The film’s director, Christopher McKenzie, is a Kiowa Tribal citizen from Mustang, Okla., and says that the film’s subject is deeply personal to him.
“At the center of the movie is the intersection of Native American and white cultures in the history of Oklahoma,” he said. “I’m a quarter-blooded Kiowa with strong family ties to the tribe, and I wanted to bring the blending represented in my own life to the screen.”
The film is historical fiction set during both the Oklahoma Land Run of 1889 and during a present-day elementary school re-enactment of the event. The first segment centers around an encounter between a white settler and a Native American girl, while the second segment features another Native girl caught in the middle of a dispute between her parents and her school.

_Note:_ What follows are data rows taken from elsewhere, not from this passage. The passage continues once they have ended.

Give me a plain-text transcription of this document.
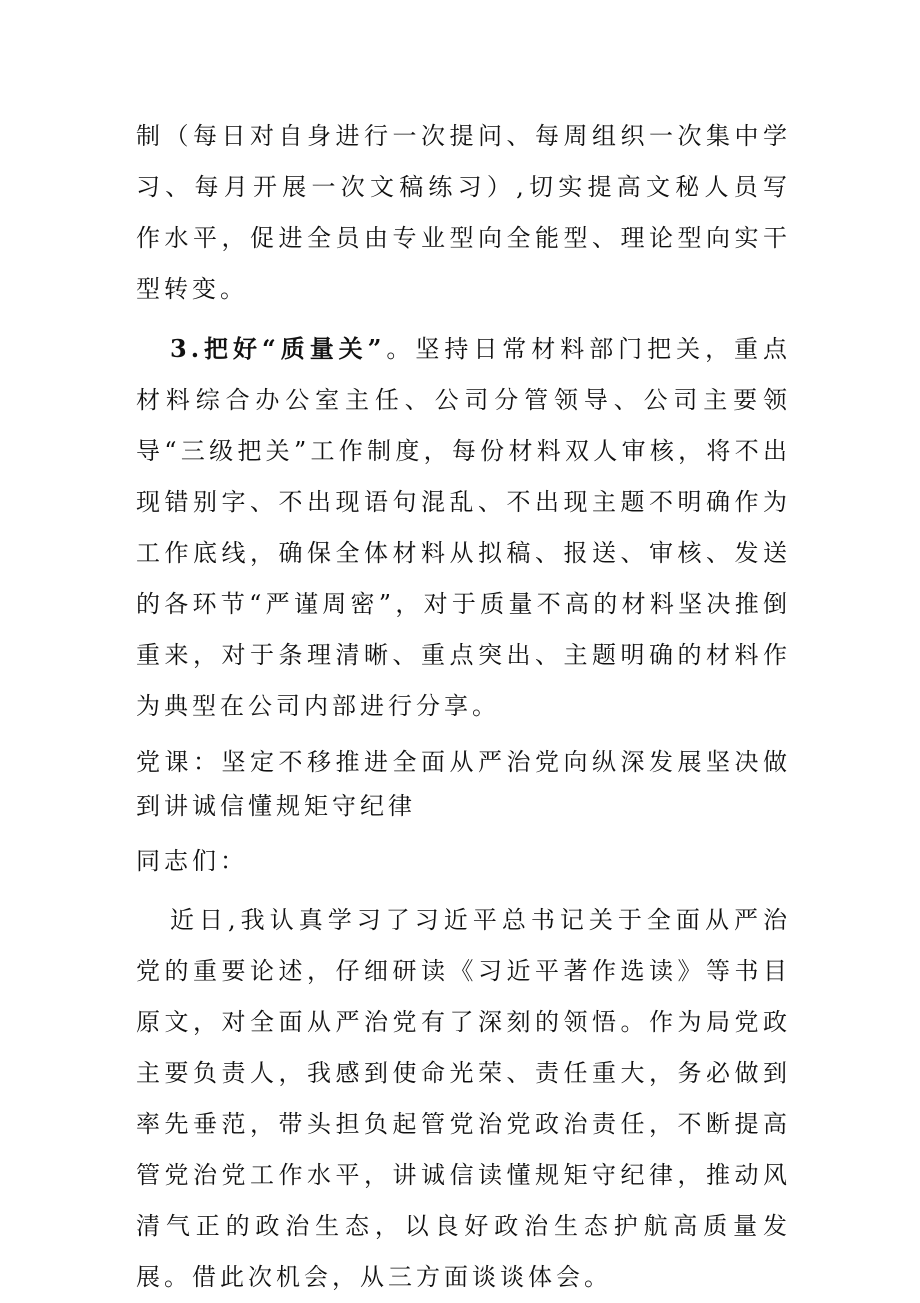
制（每日对自身进行一次提问、每周组织一次集中学习、每月开展一次文稿练习）,切实提高文秘人员写作水平，促进全员由专业型向全能型、理论型向实干型转变。

3.把好“质量关”。坚持日常材料部门把关，重点材料综合办公室主任、公司分管领导、公司主要领导“三级把关”工作制度，每份材料双人审核，将不出现错别字、不出现语句混乱、不出现主题不明确作为工作底线，确保全体材料从拟稿、报送、审核、发送的各环节“严谨周密”，对于质量不高的材料坚决推倒重来，对于条理清晰、重点突出、主题明确的材料作为典型在公司内部进行分享。

党课：坚定不移推进全面从严治党向纵深发展坚决做到讲诚信懂规矩守纪律

同志们：

近日,我认真学习了习近平总书记关于全面从严治党的重要论述，仔细研读《习近平著作选读》等书目原文，对全面从严治党有了深刻的领悟。作为局党政主要负责人，我感到使命光荣、责任重大，务必做到率先垂范，带头担负起管党治党政治责任，不断提高管党治党工作水平，讲诚信读懂规矩守纪律，推动风清气正的政治生态，以良好政治生态护航高质量发展。借此次机会，从三方面谈谈体会。
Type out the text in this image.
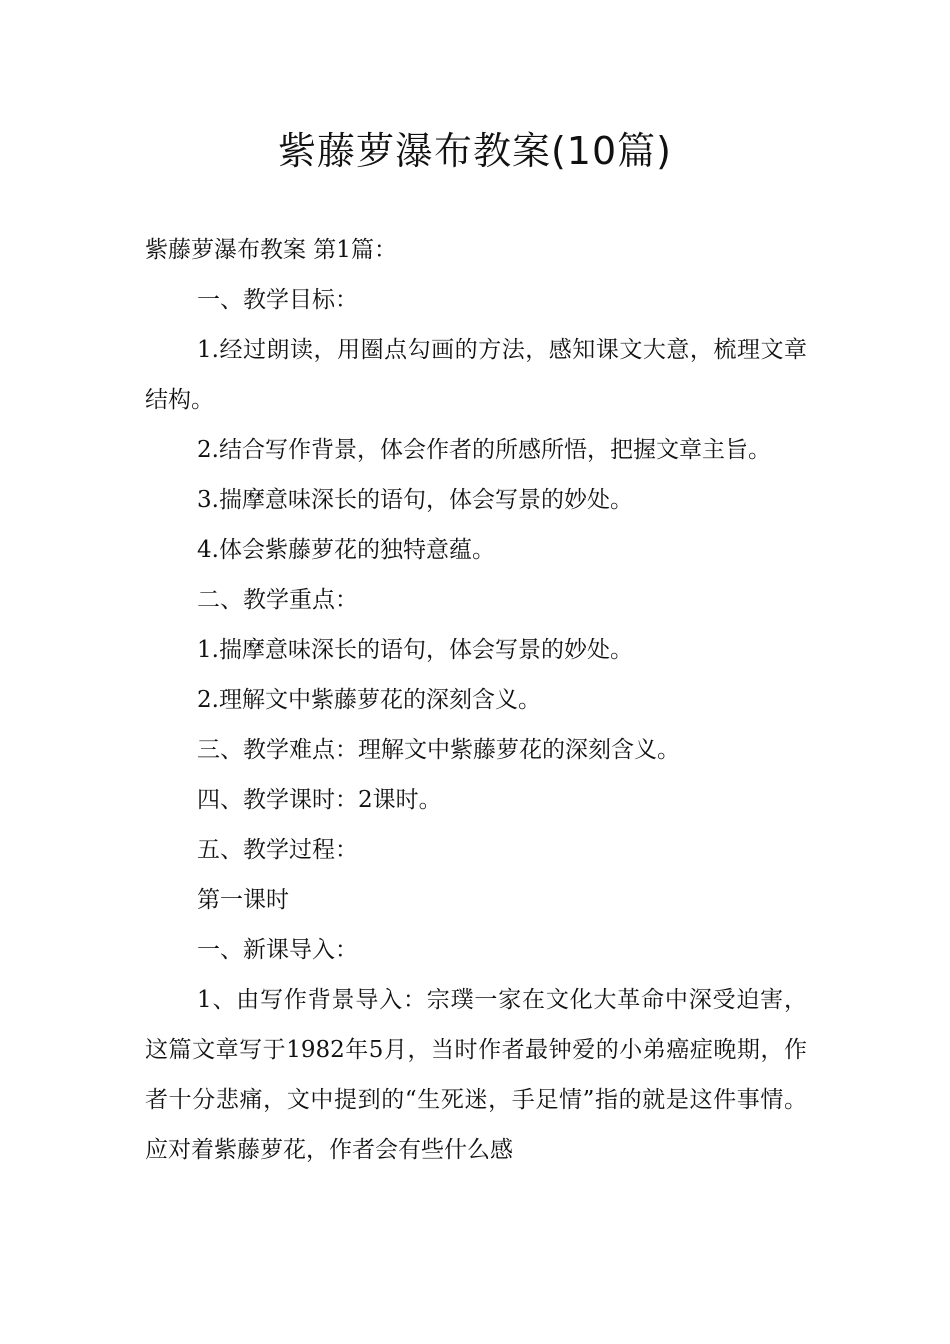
紫藤萝瀑布教案(10篇)

紫藤萝瀑布教案 第1篇：

一、教学目标：

1.经过朗读，用圈点勾画的方法，感知课文大意，梳理文章结构。

2.结合写作背景，体会作者的所感所悟，把握文章主旨。

3.揣摩意味深长的语句，体会写景的妙处。

4.体会紫藤萝花的独特意蕴。

二、教学重点：

1.揣摩意味深长的语句，体会写景的妙处。

2.理解文中紫藤萝花的深刻含义。

三、教学难点：理解文中紫藤萝花的深刻含义。

四、教学课时：2课时。

五、教学过程：

第一课时

一、新课导入：

1、由写作背景导入：宗璞一家在文化大革命中深受迫害，这篇文章写于1982年5月，当时作者最钟爱的小弟癌症晚期，作者十分悲痛，文中提到的“生死迷，手足情”指的就是这件事情。应对着紫藤萝花，作者会有些什么感
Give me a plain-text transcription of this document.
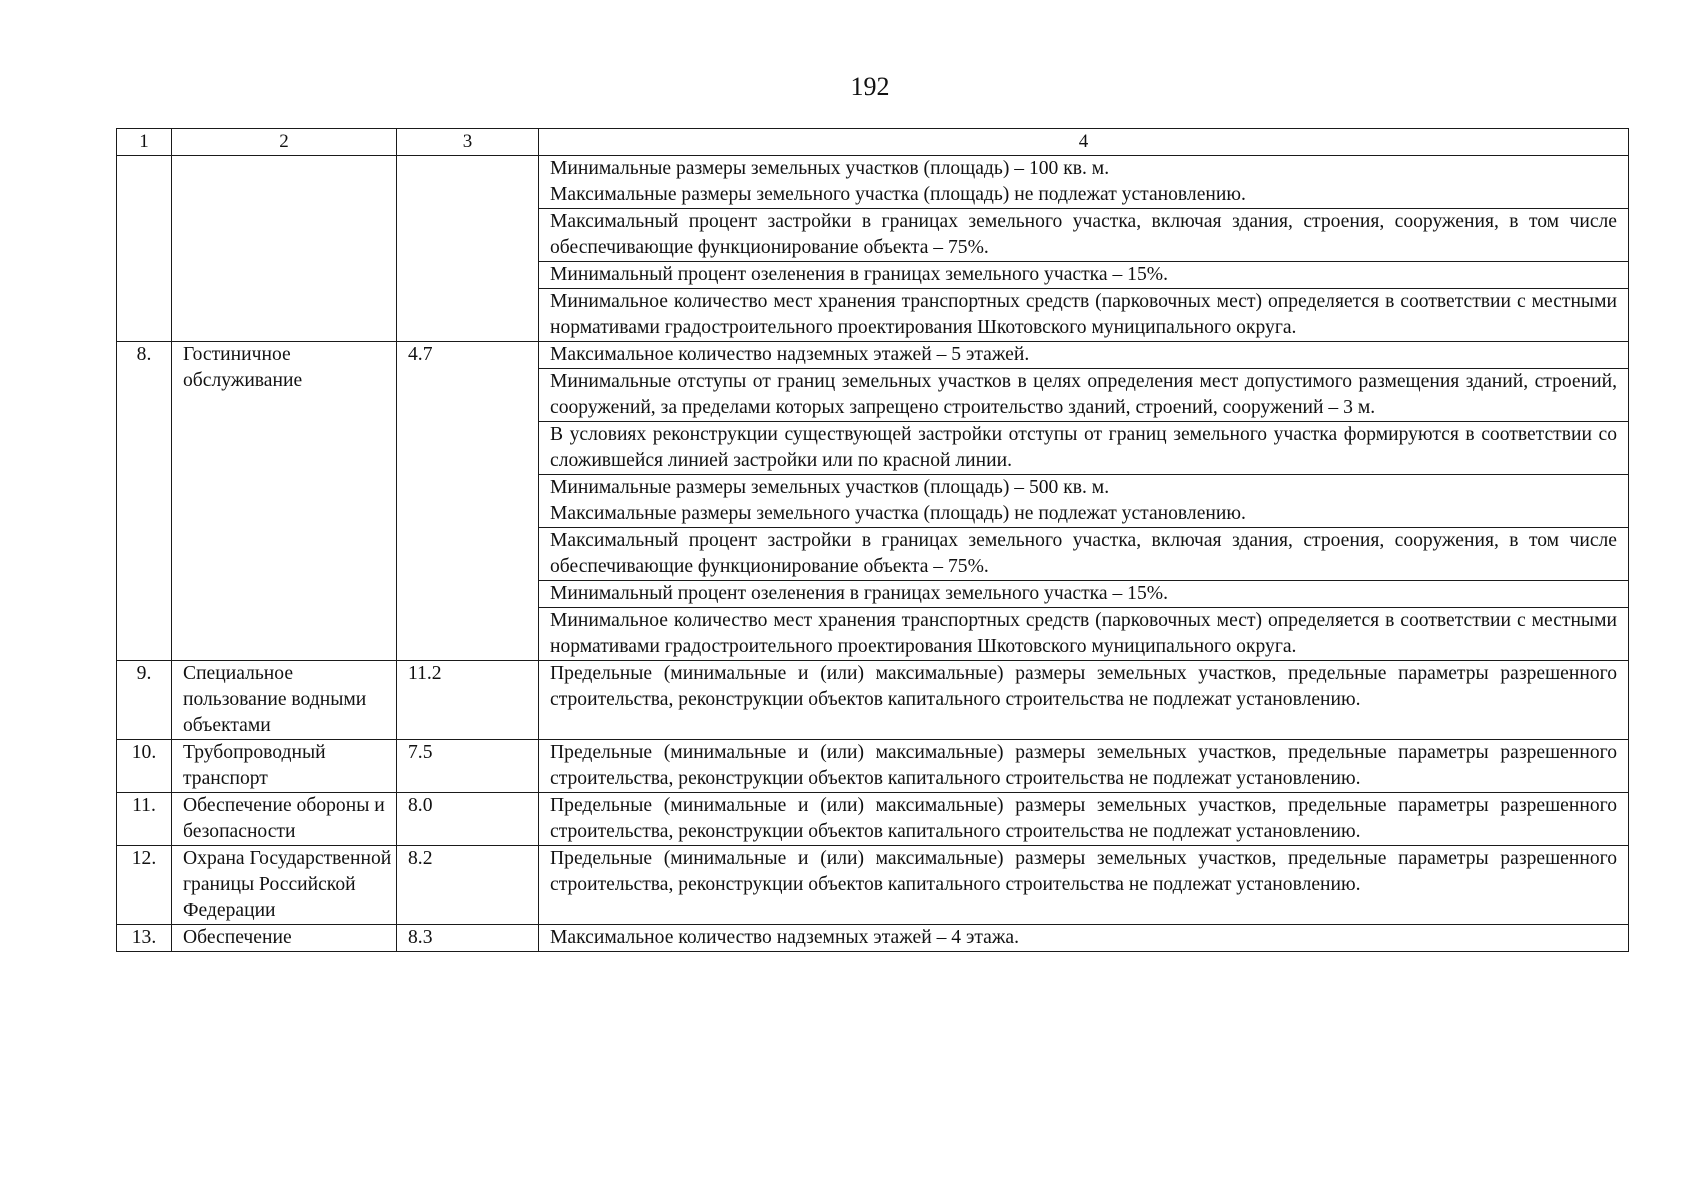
192
1	2	3	4

			Минимальные размеры земельных участков (площадь) – 100 кв. м.
Максимальные размеры земельного участка (площадь) не подлежат установлению.

			Максимальный процент застройки в границах земельного участка, включая здания, строения, сооружения, в том числе обеспечивающие функционирование объекта – 75%.

			Минимальный процент озеленения в границах земельного участка – 15%.

			Минимальное количество мест хранения транспортных средств (парковочных мест) определяется в соответствии с местными нормативами градостроительного проектирования Шкотовского муниципального округа.

8.	Гостиничное обслуживание	4.7	Максимальное количество надземных этажей – 5 этажей.

			Минимальные отступы от границ земельных участков в целях определения мест допустимого размещения зданий, строений, сооружений, за пределами которых запрещено строительство зданий, строений, сооружений – 3 м.

			В условиях реконструкции существующей застройки отступы от границ земельного участка формируются в соответствии со сложившейся линией застройки или по красной линии.

			Минимальные размеры земельных участков (площадь) – 500 кв. м.
Максимальные размеры земельного участка (площадь) не подлежат установлению.

			Максимальный процент застройки в границах земельного участка, включая здания, строения, сооружения, в том числе обеспечивающие функционирование объекта – 75%.

			Минимальный процент озеленения в границах земельного участка – 15%.

			Минимальное количество мест хранения транспортных средств (парковочных мест) определяется в соответствии с местными нормативами градостроительного проектирования Шкотовского муниципального округа.

9.	Специальное пользование водными объектами	11.2	Предельные (минимальные и (или) максимальные) размеры земельных участков, предельные параметры разрешенного строительства, реконструкции объектов капитального строительства не подлежат установлению.

10.	Трубопроводный транспорт	7.5	Предельные (минимальные и (или) максимальные) размеры земельных участков, предельные параметры разрешенного строительства, реконструкции объектов капитального строительства не подлежат установлению.

11.	Обеспечение обороны и безопасности	8.0	Предельные (минимальные и (или) максимальные) размеры земельных участков, предельные параметры разрешенного строительства, реконструкции объектов капитального строительства не подлежат установлению.

12.	Охрана Государственной границы Российской Федерации	8.2	Предельные (минимальные и (или) максимальные) размеры земельных участков, предельные параметры разрешенного строительства, реконструкции объектов капитального строительства не подлежат установлению.

13.	Обеспечение	8.3	Максимальное количество надземных этажей – 4 этажа.
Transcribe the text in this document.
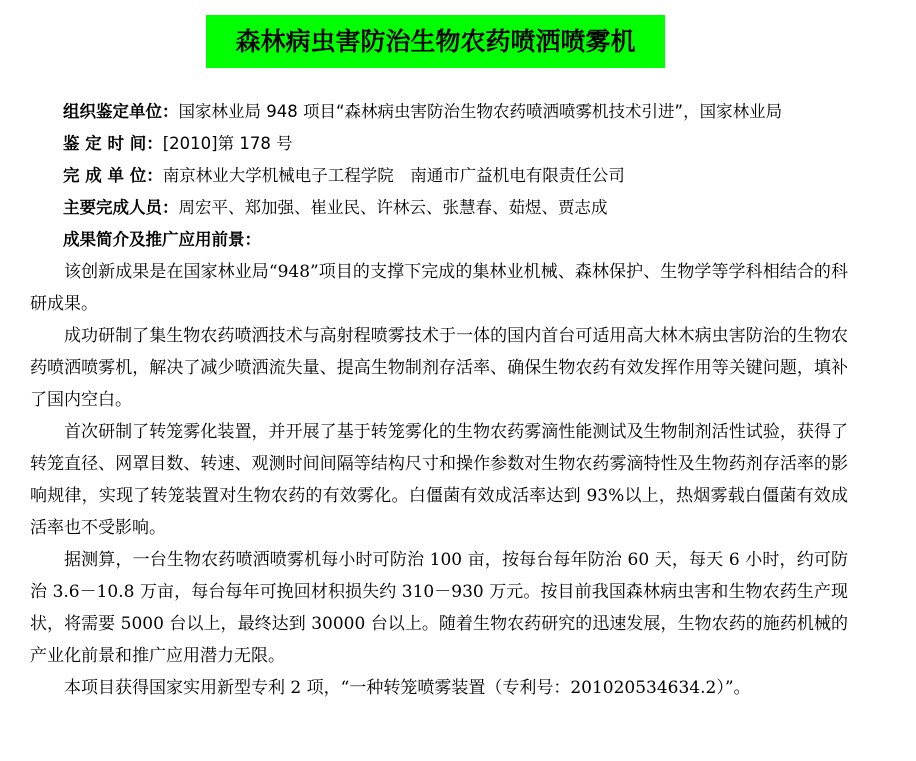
森林病虫害防治生物农药喷洒喷雾机

组织鉴定单位：国家林业局 948 项目“森林病虫害防治生物农药喷洒喷雾机技术引进”，国家林业局

鉴 定 时 间：[2010]第 178 号

完 成 单 位：南京林业大学机械电子工程学院　南通市广益机电有限责任公司

主要完成人员：周宏平、郑加强、崔业民、许林云、张慧春、茹煜、贾志成

成果简介及推广应用前景：

该创新成果是在国家林业局“948”项目的支撑下完成的集林业机械、森林保护、生物学等学科相结合的科研成果。

成功研制了集生物农药喷洒技术与高射程喷雾技术于一体的国内首台可适用高大林木病虫害防治的生物农药喷洒喷雾机，解决了减少喷洒流失量、提高生物制剂存活率、确保生物农药有效发挥作用等关键问题，填补了国内空白。

首次研制了转笼雾化装置，并开展了基于转笼雾化的生物农药雾滴性能测试及生物制剂活性试验，获得了转笼直径、网罩目数、转速、观测时间间隔等结构尺寸和操作参数对生物农药雾滴特性及生物药剂存活率的影响规律，实现了转笼装置对生物农药的有效雾化。白僵菌有效成活率达到 93%以上，热烟雾载白僵菌有效成活率也不受影响。

据测算，一台生物农药喷洒喷雾机每小时可防治 100 亩，按每台每年防治 60 天，每天 6 小时，约可防治 3.6－10.8 万亩，每台每年可挽回材积损失约 310－930 万元。按目前我国森林病虫害和生物农药生产现状，将需要 5000 台以上，最终达到 30000 台以上。随着生物农药研究的迅速发展，生物农药的施药机械的产业化前景和推广应用潜力无限。

本项目获得国家实用新型专利 2 项，“一种转笼喷雾装置（专利号：201020534634.2）”。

Though set in a fictional Oklahoma town, McKenzie explained he intended the film to highlight the history and culture of the state as a whole.
“Oklahoma is unique among states,” he said. “It has one of the largest percentage populations of Native Americans in the country, yet most of its tribes are not based on any kind of reservation. Most modern portrayals of Indians are set on reservations, and so there can be this misconception that all Indians live on reservations.  And you’ll still run into the occasional naïve person who still thinks there might be teepees all over Oklahoma.”
But the truth, said McKenzie, is far more normal, and to him, far more interesting. “We all live in the same towns, the same neighborhoods, and many times go to the same schools and churches. Just thinking how Native Americans were treated 100 years ago, it’s remarkable how boringly normal life between whites and Indians can be today, and still how both cultures have had an impact on the other over the decades.”
He continued, “There are still tensions and conflicts, and the film tries to illustrate the contrast between the past and present, but at the same time show the challenges for the future.”
The film “Indian Girl,” McKenzie explained, tries to illustrate the evolution of that relationship from open hostility to peaceful, if sometimes uneasy, cohabitation. “This movie isn’t a happy story, necessarily – I’ve tried very hard not to sugarcoat some of the worse aspects of our past. But it is a hopeful story – one that highlights the progress we’ve made and the possibility of more progress in the future.”